Hyderabad: More than a month after the Telangana government launched the 12,000 crore ‘Rythu Bandhu’ scheme, under which land-owning farmers are given 4,000 per acre every year to help with farming costs, agriculture department officials said that beneficiaries are not being monitored to check if they are actually using the money for agriculture.

The Telangana Rashtra Samithi (TRS) government launched the programme on 10 May, saying it would benefit about 4.4 million farmers.

The money was distributed to them by cheque, and they were also handed newly printed Pattadar pass books, which the government claims has 17 unique security features, for proof of ownership.

However, agriculture department officials, who did not want to be identified, said that there is no framework to check how farmers are using the money.
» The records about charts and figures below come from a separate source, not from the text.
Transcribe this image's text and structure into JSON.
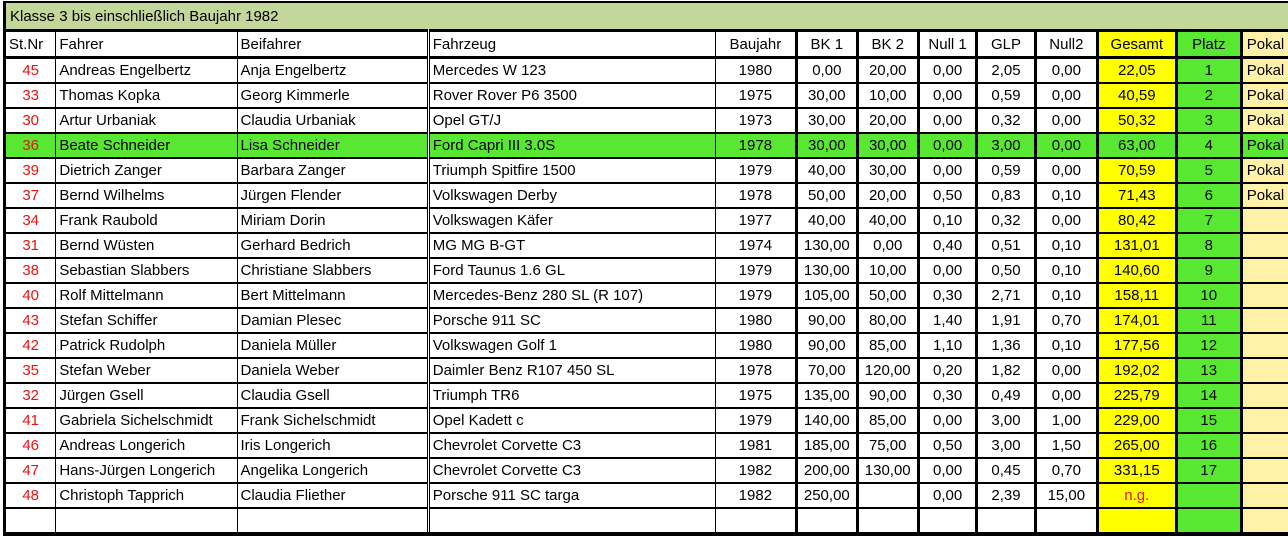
{
  "title": "Klasse 3 bis einschließlich Baujahr 1982",
  "colors": {
    "title_bg": "#C4D79B",
    "gesamt_bg": "#FFFF00",
    "platz_bg": "#58E832",
    "pokal_bg": "#FFF2A8",
    "highlight_bg": "#58E832",
    "stnr_color": "#EE1111"
  },
  "columns": [
    {
      "key": "stnr",
      "label": "St.Nr"
    },
    {
      "key": "fahrer",
      "label": "Fahrer"
    },
    {
      "key": "beifahrer",
      "label": "Beifahrer"
    },
    {
      "key": "fahrzeug",
      "label": "Fahrzeug"
    },
    {
      "key": "baujahr",
      "label": "Baujahr"
    },
    {
      "key": "bk1",
      "label": "BK 1"
    },
    {
      "key": "bk2",
      "label": "BK 2"
    },
    {
      "key": "null1",
      "label": "Null 1"
    },
    {
      "key": "glp",
      "label": "GLP"
    },
    {
      "key": "null2",
      "label": "Null2"
    },
    {
      "key": "gesamt",
      "label": "Gesamt"
    },
    {
      "key": "platz",
      "label": "Platz"
    },
    {
      "key": "pokal",
      "label": "Pokal"
    }
  ],
  "rows": [
    {
      "stnr": "45",
      "fahrer": "Andreas Engelbertz",
      "beifahrer": "Anja Engelbertz",
      "fahrzeug": "Mercedes W 123",
      "baujahr": "1980",
      "bk1": "0,00",
      "bk2": "20,00",
      "null1": "0,00",
      "glp": "2,05",
      "null2": "0,00",
      "gesamt": "22,05",
      "platz": "1",
      "pokal": "Pokal"
    },
    {
      "stnr": "33",
      "fahrer": "Thomas Kopka",
      "beifahrer": "Georg Kimmerle",
      "fahrzeug": "Rover Rover P6 3500",
      "baujahr": "1975",
      "bk1": "30,00",
      "bk2": "10,00",
      "null1": "0,00",
      "glp": "0,59",
      "null2": "0,00",
      "gesamt": "40,59",
      "platz": "2",
      "pokal": "Pokal"
    },
    {
      "stnr": "30",
      "fahrer": "Artur Urbaniak",
      "beifahrer": "Claudia Urbaniak",
      "fahrzeug": "Opel GT/J",
      "baujahr": "1973",
      "bk1": "30,00",
      "bk2": "20,00",
      "null1": "0,00",
      "glp": "0,32",
      "null2": "0,00",
      "gesamt": "50,32",
      "platz": "3",
      "pokal": "Pokal"
    },
    {
      "stnr": "36",
      "fahrer": "Beate Schneider",
      "beifahrer": "Lisa Schneider",
      "fahrzeug": "Ford Capri III 3.0S",
      "baujahr": "1978",
      "bk1": "30,00",
      "bk2": "30,00",
      "null1": "0,00",
      "glp": "3,00",
      "null2": "0,00",
      "gesamt": "63,00",
      "platz": "4",
      "pokal": "Pokal",
      "highlighted": true
    },
    {
      "stnr": "39",
      "fahrer": "Dietrich Zanger",
      "beifahrer": "Barbara Zanger",
      "fahrzeug": "Triumph Spitfire 1500",
      "baujahr": "1979",
      "bk1": "40,00",
      "bk2": "30,00",
      "null1": "0,00",
      "glp": "0,59",
      "null2": "0,00",
      "gesamt": "70,59",
      "platz": "5",
      "pokal": "Pokal"
    },
    {
      "stnr": "37",
      "fahrer": "Bernd Wilhelms",
      "beifahrer": "Jürgen Flender",
      "fahrzeug": "Volkswagen Derby",
      "baujahr": "1978",
      "bk1": "50,00",
      "bk2": "20,00",
      "null1": "0,50",
      "glp": "0,83",
      "null2": "0,10",
      "gesamt": "71,43",
      "platz": "6",
      "pokal": "Pokal"
    },
    {
      "stnr": "34",
      "fahrer": "Frank Raubold",
      "beifahrer": "Miriam Dorin",
      "fahrzeug": "Volkswagen Käfer",
      "baujahr": "1977",
      "bk1": "40,00",
      "bk2": "40,00",
      "null1": "0,10",
      "glp": "0,32",
      "null2": "0,00",
      "gesamt": "80,42",
      "platz": "7",
      "pokal": ""
    },
    {
      "stnr": "31",
      "fahrer": "Bernd Wüsten",
      "beifahrer": "Gerhard Bedrich",
      "fahrzeug": "MG MG B-GT",
      "baujahr": "1974",
      "bk1": "130,00",
      "bk2": "0,00",
      "null1": "0,40",
      "glp": "0,51",
      "null2": "0,10",
      "gesamt": "131,01",
      "platz": "8",
      "pokal": ""
    },
    {
      "stnr": "38",
      "fahrer": "Sebastian Slabbers",
      "beifahrer": "Christiane Slabbers",
      "fahrzeug": "Ford Taunus 1.6 GL",
      "baujahr": "1979",
      "bk1": "130,00",
      "bk2": "10,00",
      "null1": "0,00",
      "glp": "0,50",
      "null2": "0,10",
      "gesamt": "140,60",
      "platz": "9",
      "pokal": ""
    },
    {
      "stnr": "40",
      "fahrer": "Rolf Mittelmann",
      "beifahrer": "Bert Mittelmann",
      "fahrzeug": "Mercedes-Benz 280 SL (R 107)",
      "baujahr": "1979",
      "bk1": "105,00",
      "bk2": "50,00",
      "null1": "0,30",
      "glp": "2,71",
      "null2": "0,10",
      "gesamt": "158,11",
      "platz": "10",
      "pokal": ""
    },
    {
      "stnr": "43",
      "fahrer": "Stefan Schiffer",
      "beifahrer": "Damian Plesec",
      "fahrzeug": "Porsche 911 SC",
      "baujahr": "1980",
      "bk1": "90,00",
      "bk2": "80,00",
      "null1": "1,40",
      "glp": "1,91",
      "null2": "0,70",
      "gesamt": "174,01",
      "platz": "11",
      "pokal": ""
    },
    {
      "stnr": "42",
      "fahrer": "Patrick Rudolph",
      "beifahrer": "Daniela Müller",
      "fahrzeug": "Volkswagen Golf 1",
      "baujahr": "1980",
      "bk1": "90,00",
      "bk2": "85,00",
      "null1": "1,10",
      "glp": "1,36",
      "null2": "0,10",
      "gesamt": "177,56",
      "platz": "12",
      "pokal": ""
    },
    {
      "stnr": "35",
      "fahrer": "Stefan Weber",
      "beifahrer": "Daniela Weber",
      "fahrzeug": "Daimler Benz R107 450 SL",
      "baujahr": "1978",
      "bk1": "70,00",
      "bk2": "120,00",
      "null1": "0,20",
      "glp": "1,82",
      "null2": "0,00",
      "gesamt": "192,02",
      "platz": "13",
      "pokal": ""
    },
    {
      "stnr": "32",
      "fahrer": "Jürgen Gsell",
      "beifahrer": "Claudia Gsell",
      "fahrzeug": "Triumph TR6",
      "baujahr": "1975",
      "bk1": "135,00",
      "bk2": "90,00",
      "null1": "0,30",
      "glp": "0,49",
      "null2": "0,00",
      "gesamt": "225,79",
      "platz": "14",
      "pokal": ""
    },
    {
      "stnr": "41",
      "fahrer": "Gabriela Sichelschmidt",
      "beifahrer": "Frank Sichelschmidt",
      "fahrzeug": "Opel Kadett c",
      "baujahr": "1979",
      "bk1": "140,00",
      "bk2": "85,00",
      "null1": "0,00",
      "glp": "3,00",
      "null2": "1,00",
      "gesamt": "229,00",
      "platz": "15",
      "pokal": ""
    },
    {
      "stnr": "46",
      "fahrer": "Andreas Longerich",
      "beifahrer": "Iris Longerich",
      "fahrzeug": "Chevrolet Corvette C3",
      "baujahr": "1981",
      "bk1": "185,00",
      "bk2": "75,00",
      "null1": "0,50",
      "glp": "3,00",
      "null2": "1,50",
      "gesamt": "265,00",
      "platz": "16",
      "pokal": ""
    },
    {
      "stnr": "47",
      "fahrer": "Hans-Jürgen Longerich",
      "beifahrer": "Angelika Longerich",
      "fahrzeug": "Chevrolet Corvette C3",
      "baujahr": "1982",
      "bk1": "200,00",
      "bk2": "130,00",
      "null1": "0,00",
      "glp": "0,45",
      "null2": "0,70",
      "gesamt": "331,15",
      "platz": "17",
      "pokal": ""
    },
    {
      "stnr": "48",
      "fahrer": "Christoph Tapprich",
      "beifahrer": "Claudia Fliether",
      "fahrzeug": "Porsche 911 SC targa",
      "baujahr": "1982",
      "bk1": "250,00",
      "bk2": "",
      "null1": "0,00",
      "glp": "2,39",
      "null2": "15,00",
      "gesamt": "n.g.",
      "platz": "",
      "pokal": ""
    },
    {
      "stnr": "",
      "fahrer": "",
      "beifahrer": "",
      "fahrzeug": "",
      "baujahr": "",
      "bk1": "",
      "bk2": "",
      "null1": "",
      "glp": "",
      "null2": "",
      "gesamt": "",
      "platz": "",
      "pokal": ""
    }
  ]
}
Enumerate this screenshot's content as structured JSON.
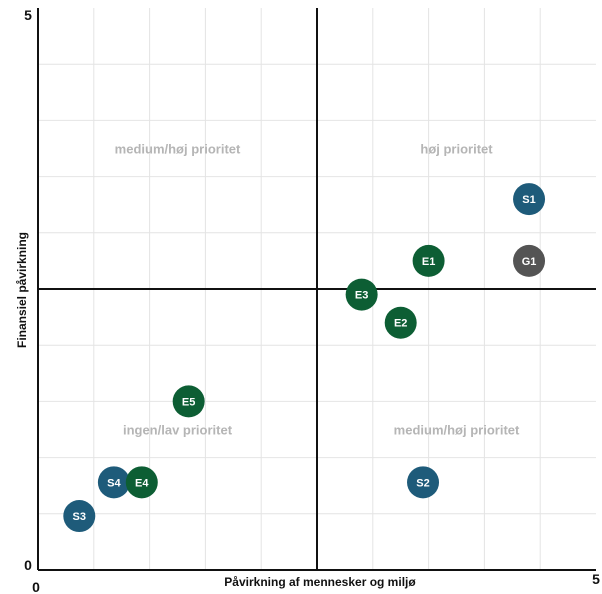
{
  "chart_data": {
    "type": "scatter",
    "xlabel": "Påvirkning af mennesker og miljø",
    "ylabel": "Finansiel påvirkning",
    "xlim": [
      0,
      5
    ],
    "ylim": [
      0,
      5
    ],
    "x_ticks": [
      "0",
      "5"
    ],
    "y_ticks": [
      "0",
      "5"
    ],
    "grid": true,
    "quadrant_labels": [
      {
        "text": "medium/høj prioritet",
        "x": 1.25,
        "y": 3.75
      },
      {
        "text": "høj prioritet",
        "x": 3.75,
        "y": 3.75
      },
      {
        "text": "ingen/lav prioritet",
        "x": 1.25,
        "y": 1.25
      },
      {
        "text": "medium/høj prioritet",
        "x": 3.75,
        "y": 1.25
      }
    ],
    "colors": {
      "S": "#1e5b7a",
      "E": "#0d5e34",
      "G": "#545454"
    },
    "points": [
      {
        "label": "S1",
        "group": "S",
        "x": 4.4,
        "y": 3.3
      },
      {
        "label": "G1",
        "group": "G",
        "x": 4.4,
        "y": 2.75
      },
      {
        "label": "E1",
        "group": "E",
        "x": 3.5,
        "y": 2.75
      },
      {
        "label": "E3",
        "group": "E",
        "x": 2.9,
        "y": 2.45
      },
      {
        "label": "E2",
        "group": "E",
        "x": 3.25,
        "y": 2.2
      },
      {
        "label": "E5",
        "group": "E",
        "x": 1.35,
        "y": 1.5
      },
      {
        "label": "S2",
        "group": "S",
        "x": 3.45,
        "y": 0.78
      },
      {
        "label": "S4",
        "group": "S",
        "x": 0.68,
        "y": 0.78
      },
      {
        "label": "E4",
        "group": "E",
        "x": 0.93,
        "y": 0.78
      },
      {
        "label": "S3",
        "group": "S",
        "x": 0.37,
        "y": 0.48
      }
    ]
  }
}
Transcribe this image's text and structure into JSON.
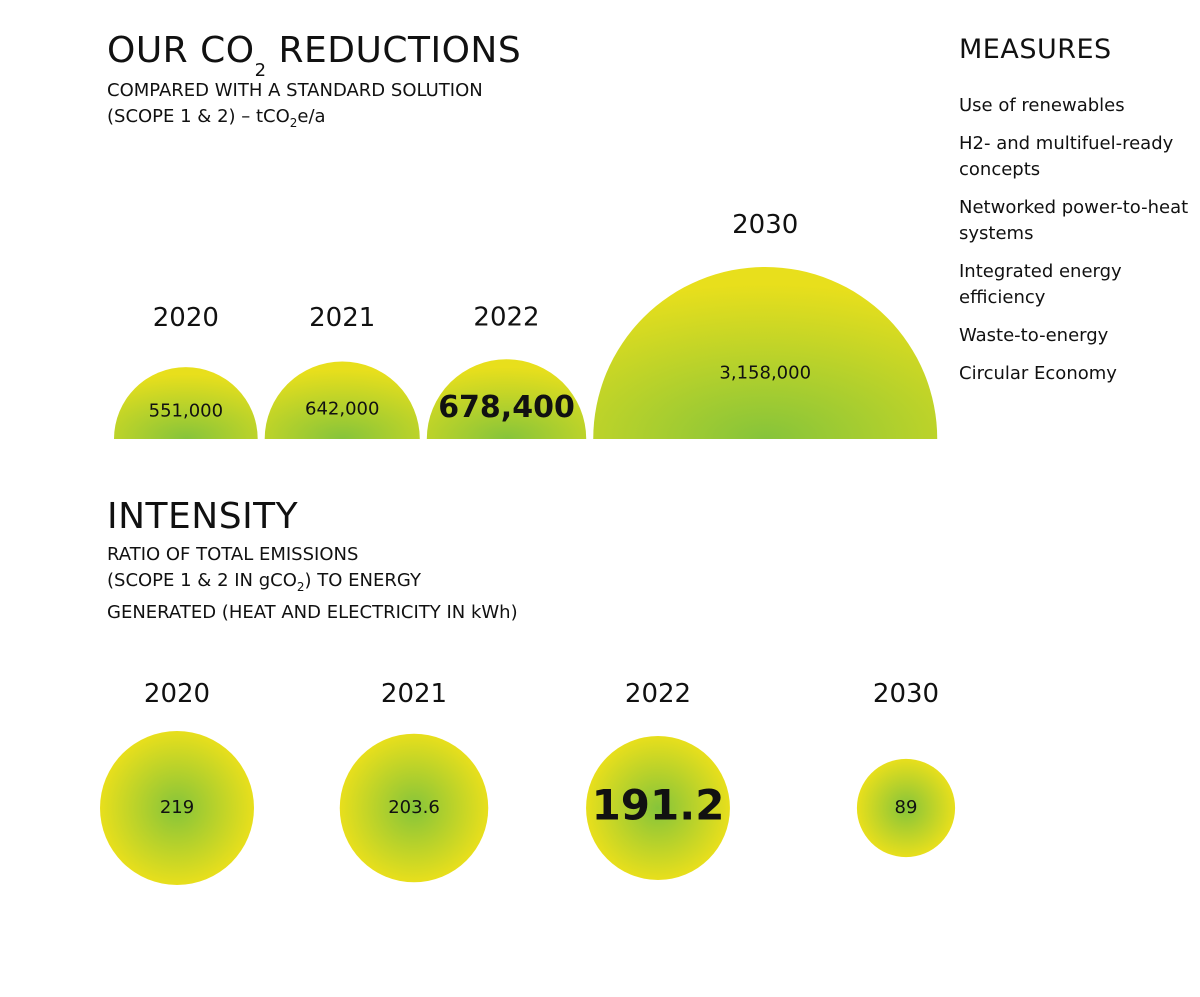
{
  "reductions": {
    "title_a": "OUR CO",
    "title_sub": "2",
    "title_b": " REDUCTIONS",
    "sub_line1": "COMPARED WITH A STANDARD SOLUTION",
    "sub_line2_a": "(SCOPE 1 & 2) – tCO",
    "sub_line2_sub": "2",
    "sub_line2_b": "e/a"
  },
  "intensity": {
    "title": "INTENSITY",
    "sub_line1": "RATIO OF TOTAL EMISSIONS",
    "sub_line2_a": "(SCOPE 1 & 2 IN gCO",
    "sub_line2_sub": "2",
    "sub_line2_b": ") TO ENERGY",
    "sub_line3": "GENERATED (HEAT AND ELECTRICITY IN kWh)"
  },
  "measures": {
    "title": "MEASURES",
    "items": [
      "Use of renewables",
      "H2- and multifuel-ready concepts",
      "Networked power-to-heat systems",
      "Integrated energy efficiency",
      "Waste-to-energy",
      "Circular Economy"
    ]
  },
  "colors": {
    "outer": "#e8df1c",
    "inner": "#86c43a",
    "text": "#111111"
  },
  "chart_data": [
    {
      "type": "semicircle-bubble",
      "categories": [
        "2020",
        "2021",
        "2022",
        "2030"
      ],
      "values": [
        551000,
        642000,
        678400,
        3158000
      ],
      "labels": [
        "551,000",
        "642,000",
        "678,400",
        "3,158,000"
      ],
      "highlight": "2022"
    },
    {
      "type": "bubble",
      "categories": [
        "2020",
        "2021",
        "2022",
        "2030"
      ],
      "values": [
        219,
        203.6,
        191.2,
        89
      ],
      "labels": [
        "219",
        "203.6",
        "191.2",
        "89"
      ],
      "highlight": "2022"
    }
  ]
}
“The chief minister has said that the money belongs to farmers. Maybe a farmer has some current expense to bear at home and has no money. So he can use what we have given and later use his personal money for agriculture," said an official who requested anonymity.

“The money is primarily being given to farmers for purchasing fertilizers and seeds, which according to our estimates, should cost about 4,000 per acre per season," he added.

Farmer organizations agreed that the government should have built a framework to specify what the money should be used for.

Tejaswi Dantuluri from the Deccan Development Society, which works with women farmers, said money from the scheme often ends up with the husbands of women farmers and not spent on agriculture.

“We have been promoting organic farming through by conserving water through rain fed crops, protecting soil health and other methods. It has been a long-pending demand of ours that the state give such farmers an incentive of 5,000. Now that it has come forward to help, some criteria should have been specified," Dantuluri added.

Kiran Kumar Vissa from the Rythu Swaraj Vedika, which works on farmer issues, also said that the problem with cash support often is that the money is not used for the intended purpose.

“Some of the non-agriculture usage may be legitimate, but the question is whether the money is being used for unnecessary expenditure which would not have happened in the first place," he added.